Hello,
I put this in "Parents and carers" because I was hoping to get some advice from parents with autistic kids. I'm a recently diagnosed teenager (I've suspected it for years, and I only learned that they'd been debating it with therapists for years recently) who also has ADHD and Anxiety. My sister(11 years old) and both of my parents just don't seem to understand the implications of what autism is. It's easier at school, when I have the energy to activily think through what I say and make sure I act as normal as possible, but at home when I'm tred or just woke up? I'll get punished for screaming after my sister won't stop tapping me on the shoulder, and then I'll have all of them (even my sister) scolding me all at once, while the TV is blaring in the background and the dog is barking at top volume. It's hard enough for me to read the room and know what to do when I'm in a good place, but when all of that is going on I cannot control myself whatsoever, and end up screaming, or flailing, or just running away at top speed. My sister also doesn't understand that making fun of my Autism/ADHD/Axiety is off limits, she equates it to making fun of my music taste.

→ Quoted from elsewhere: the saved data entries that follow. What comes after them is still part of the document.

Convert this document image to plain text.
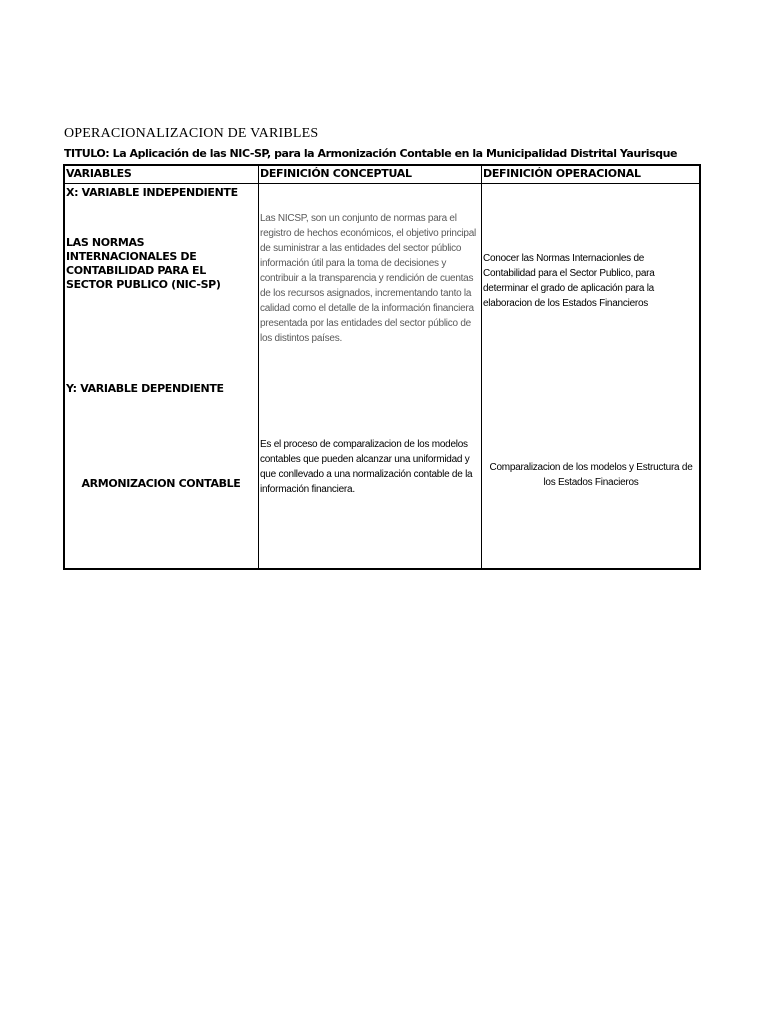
OPERACIONALIZACION DE VARIBLES
TITULO: La Aplicación de las NIC-SP, para la Armonización Contable en la Municipalidad Distrital Yaurisque
VARIABLES	DEFINICIÓN CONCEPTUAL	DEFINICIÓN OPERACIONAL
X: VARIABLE INDEPENDIENTE
LAS NORMAS INTERNACIONALES DE CONTABILIDAD PARA EL SECTOR PUBLICO (NIC-SP)
Las NICSP, son un conjunto de normas para el registro de hechos económicos, el objetivo principal de suministrar a las entidades del sector público información útil para la toma de decisiones y contribuir a la transparencia y rendición de cuentas de los recursos asignados, incrementando tanto la calidad como el detalle de la información financiera presentada por las entidades del sector público de los distintos países.
Conocer las Normas Internacionles de Contabilidad para el Sector Publico, para determinar el grado de aplicación para la elaboracion de los Estados Financieros
Y: VARIABLE DEPENDIENTE
ARMONIZACION CONTABLE
Es el proceso de comparalizacion de los modelos contables que pueden alcanzar una uniformidad y que conllevado a una normalización contable de la información financiera.
Comparalizacion de los modelos y Estructura de los Estados Finacieros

In addition, they don't get my needing space. Here's a list of things I've said/done that were deemed "Disrespectfull" or "Mean"
-Not wanting to hug or kiss them all the time
-Not wanting to be tackle-hugged or tickled by my sister
-Wanting to be alone in my room instead of "Playing" with my sister. They say that she only makes fun of me because she wants attention and to be with me...
-Not talking to relatives or not making eye contact at dinner
-Not wanting to do "Family Movie night"
-Wanting to go shopping on my own and being very, very opposed to shopping with my mom. This one in particular, she's said things like "Why am I so repulsve to you" and others.
They've said that this is just "Normal angsty teen stuff" that needs to be corrected/is rwrong, because Autism has no part in it whatsoever. I tried to explain to them that I'm this way at school as well, so it's not "Growing apart from parents". What did your kids say or do that helped you understand them better? This is really taking a toll on our relationship.